Perhaps more interestingly, these companies have also fought to shield information users post publicly on their platforms from competitors.
Most tech giants have policies that restrict automated data collection—in other words, even though information may be publicly available on their platform, a third party is prohibited from systematically scraping that data without the platform’s expressed permission.
The enforceability of such policies is a matter of ongoing debate. A recent decision by the Ninth U.S. Circuit Court of Appeals in hiQ Labs v. LinkedIn held that automated scraping of accessible data, even in violation of a platform’s terms of service, would not constitute a violation of the Computer Fraud and Abuse Act (CFAA). But a circuit split on the correct interpretation of the CFAA means that the issue will have to be resolved by the Supreme Court.
This debate burst further into the mainstream when the New York Times published an exposé on a company that had developed a “groundbreaking facial recognition app.” Clearview AI, a facial recognition company that works solely with law enforcement to identify victims and suspects based on images, came under intense public scrutiny.

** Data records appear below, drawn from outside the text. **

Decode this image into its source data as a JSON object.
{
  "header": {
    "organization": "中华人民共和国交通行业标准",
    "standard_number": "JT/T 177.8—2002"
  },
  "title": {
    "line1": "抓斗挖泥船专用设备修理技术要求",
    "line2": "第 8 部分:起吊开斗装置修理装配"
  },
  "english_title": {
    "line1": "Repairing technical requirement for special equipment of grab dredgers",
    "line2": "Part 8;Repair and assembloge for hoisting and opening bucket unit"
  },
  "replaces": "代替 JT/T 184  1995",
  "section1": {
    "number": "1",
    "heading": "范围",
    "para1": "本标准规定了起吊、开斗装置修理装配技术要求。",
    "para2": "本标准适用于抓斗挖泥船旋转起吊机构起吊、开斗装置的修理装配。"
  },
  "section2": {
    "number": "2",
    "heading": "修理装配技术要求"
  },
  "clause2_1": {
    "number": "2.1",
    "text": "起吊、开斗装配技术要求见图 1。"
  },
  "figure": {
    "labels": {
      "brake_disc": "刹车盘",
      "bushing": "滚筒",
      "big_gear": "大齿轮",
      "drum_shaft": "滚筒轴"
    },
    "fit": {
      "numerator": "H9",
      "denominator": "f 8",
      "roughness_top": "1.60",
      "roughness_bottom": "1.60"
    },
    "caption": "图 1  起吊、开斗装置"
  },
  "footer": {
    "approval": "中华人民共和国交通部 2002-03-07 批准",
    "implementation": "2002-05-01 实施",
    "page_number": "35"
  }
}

Many were frightened by the prospect of being quickly identifiable from images they had posted on the internet beforehand. And even though similar concerns could be raised about having documents associated with your name easily accessible through a Google search, the visceral worries about a loss of public anonymity ruffled feathers.

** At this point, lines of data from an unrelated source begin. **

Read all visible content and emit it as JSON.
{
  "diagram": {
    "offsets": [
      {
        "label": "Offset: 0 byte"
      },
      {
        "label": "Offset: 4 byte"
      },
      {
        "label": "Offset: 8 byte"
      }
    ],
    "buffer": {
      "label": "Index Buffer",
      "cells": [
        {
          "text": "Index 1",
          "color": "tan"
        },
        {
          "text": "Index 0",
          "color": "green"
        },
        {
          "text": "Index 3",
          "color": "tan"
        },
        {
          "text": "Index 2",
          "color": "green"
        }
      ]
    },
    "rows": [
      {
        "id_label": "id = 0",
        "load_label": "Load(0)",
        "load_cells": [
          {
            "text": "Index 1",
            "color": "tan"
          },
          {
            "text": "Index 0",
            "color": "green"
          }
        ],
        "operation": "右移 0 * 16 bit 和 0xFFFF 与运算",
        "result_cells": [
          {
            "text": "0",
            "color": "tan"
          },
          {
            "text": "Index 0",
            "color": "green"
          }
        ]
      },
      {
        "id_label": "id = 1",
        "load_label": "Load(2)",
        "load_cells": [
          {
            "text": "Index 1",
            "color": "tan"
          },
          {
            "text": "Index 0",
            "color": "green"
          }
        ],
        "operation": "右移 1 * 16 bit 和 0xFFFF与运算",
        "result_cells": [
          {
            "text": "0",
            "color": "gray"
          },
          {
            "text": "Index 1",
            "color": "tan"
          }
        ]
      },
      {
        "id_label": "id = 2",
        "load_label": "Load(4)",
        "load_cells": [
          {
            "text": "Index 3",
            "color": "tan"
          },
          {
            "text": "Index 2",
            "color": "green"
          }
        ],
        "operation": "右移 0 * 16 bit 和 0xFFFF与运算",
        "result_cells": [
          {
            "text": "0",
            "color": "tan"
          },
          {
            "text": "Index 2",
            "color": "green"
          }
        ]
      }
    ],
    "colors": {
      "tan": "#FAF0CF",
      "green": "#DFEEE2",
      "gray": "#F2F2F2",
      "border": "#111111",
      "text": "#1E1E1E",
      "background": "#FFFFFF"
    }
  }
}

Last week, Facebook, YouTube, Twitter, and Venmo demanded Clearview AI stop scraping publically available user images from their platforms and that the company delete all of the data that it had obtained from them in the past. It seems unlikely that the company will comply with such requests, especially given recent reports that the app is helping investigators identify child exploitation and abuse victims.

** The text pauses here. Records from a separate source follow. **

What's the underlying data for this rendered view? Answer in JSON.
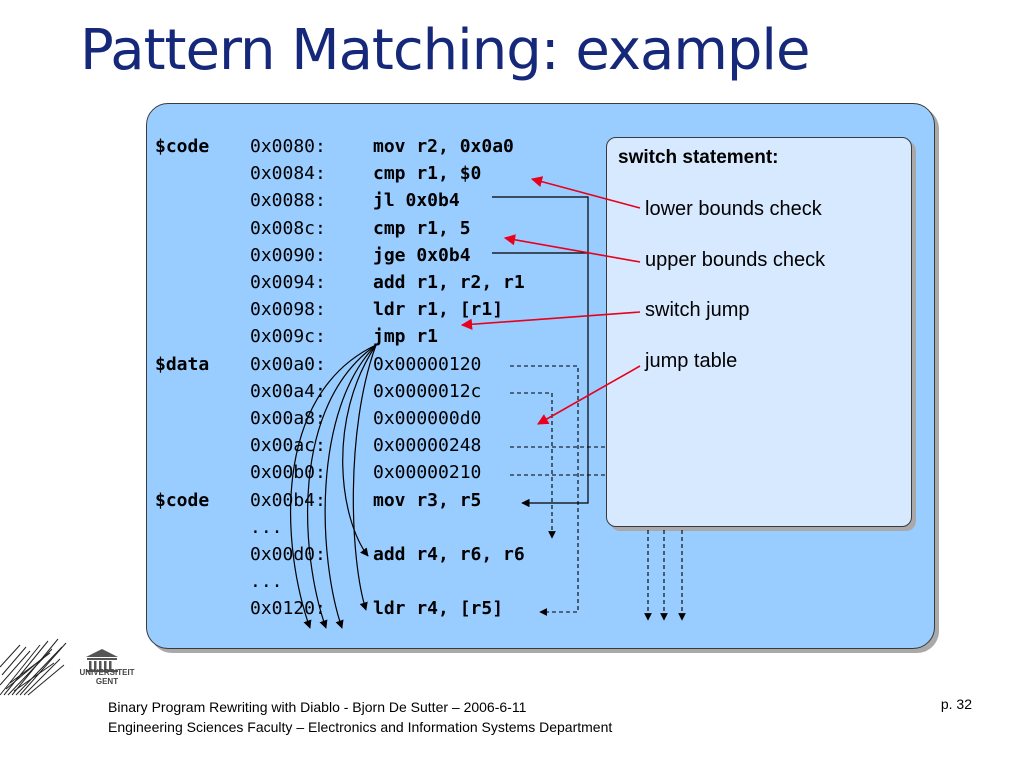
{
  "slide": {
    "title": "Pattern Matching: example"
  },
  "code_block": {
    "sections": [
      {
        "label": "$code",
        "row": 0
      },
      {
        "label": "$data",
        "row": 8
      },
      {
        "label": "$code",
        "row": 13
      }
    ],
    "rows": [
      {
        "addr": "0x0080:",
        "instr": "mov r2, 0x0a0",
        "bold": true
      },
      {
        "addr": "0x0084:",
        "instr": "cmp r1, $0",
        "bold": true
      },
      {
        "addr": "0x0088:",
        "instr": "jl 0x0b4",
        "bold": true
      },
      {
        "addr": "0x008c:",
        "instr": "cmp r1, 5",
        "bold": true
      },
      {
        "addr": "0x0090:",
        "instr": "jge 0x0b4",
        "bold": true
      },
      {
        "addr": "0x0094:",
        "instr": "add r1, r2, r1",
        "bold": true
      },
      {
        "addr": "0x0098:",
        "instr": "ldr r1, [r1]",
        "bold": true
      },
      {
        "addr": "0x009c:",
        "instr": "jmp r1",
        "bold": true
      },
      {
        "addr": "0x00a0:",
        "instr": "0x00000120",
        "bold": false
      },
      {
        "addr": "0x00a4:",
        "instr": "0x0000012c",
        "bold": false
      },
      {
        "addr": "0x00a8:",
        "instr": "0x000000d0",
        "bold": false
      },
      {
        "addr": "0x00ac:",
        "instr": "0x00000248",
        "bold": false
      },
      {
        "addr": "0x00b0:",
        "instr": "0x00000210",
        "bold": false
      },
      {
        "addr": "0x00b4:",
        "instr": "mov r3, r5",
        "bold": true
      },
      {
        "addr": "...",
        "instr": "",
        "bold": false
      },
      {
        "addr": "0x00d0:",
        "instr": "add r4, r6, r6",
        "bold": true
      },
      {
        "addr": "...",
        "instr": "",
        "bold": false
      },
      {
        "addr": "0x0120:",
        "instr": "ldr r4, [r5]",
        "bold": true
      }
    ]
  },
  "annotation_box": {
    "heading": "switch statement:",
    "items": [
      "lower bounds check",
      "upper bounds check",
      "switch jump",
      "jump table"
    ]
  },
  "colors": {
    "title": "#16287a",
    "panel": "#99ccff",
    "info_box": "#d7e9ff",
    "arrow_red": "#e8001c"
  },
  "logo": {
    "line1": "UNIVERSITEIT",
    "line2": "GENT"
  },
  "footer": {
    "line1": "Binary Program Rewriting with Diablo - Bjorn De Sutter – 2006-6-11",
    "line2": "Engineering Sciences Faculty – Electronics and Information Systems Department",
    "page": "p. 32"
  }
}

Congress has already had several rounds of hearings on the use of facial recognition software in law enforcement, but the debate will likely continue.
Of course, the real debate here isn’t actually about privacy. The users already gave up their privacy by posting their information on the platforms. My information is already broadcasted to advertisers, corporations, and the world. In fact, part of Facebook’s appeal is that I can post content publicly that can be viewed by anyone. If I want to hide content from the public, I can always change my privacy settings.
Instead, this debate, much like other debates about freedom of speech on these platforms, demonstrates the pressing questions that we must address as these technological tools increasingly become integral parts of our lives. How much responsibility and ownership should these platforms have over the information that is posted on them?
Section 230 of the Communication Decency Act, passed in 1996, holds that “no provider or user of an interactive computer service shall be treated as the publisher or speaker of any information provided by another information content provider.” Prior to its enactment, Stratton Oakmont v. Prodigy Services had held that online service providers who in any way moderated the content on their website could be held liable for the speech of their users.
This immunity from liability has served as an incalculable subsidy for social media platforms by allowing them to enforce codes of conduct without assuming the potential risks that publishers face. This provision also has enshrined them as quasi-public platforms. A digital public square.
It is likely too late for us to rein in the amount of personal information floating in the digital public square. After all, we were the ones who put it out into the ether in the first place. But as the large tech companies make hundreds of billions of dollars on the information we freely shared, we must carefully consider what type of power these companies should have over our information, lest we give large private interests control over this new public square.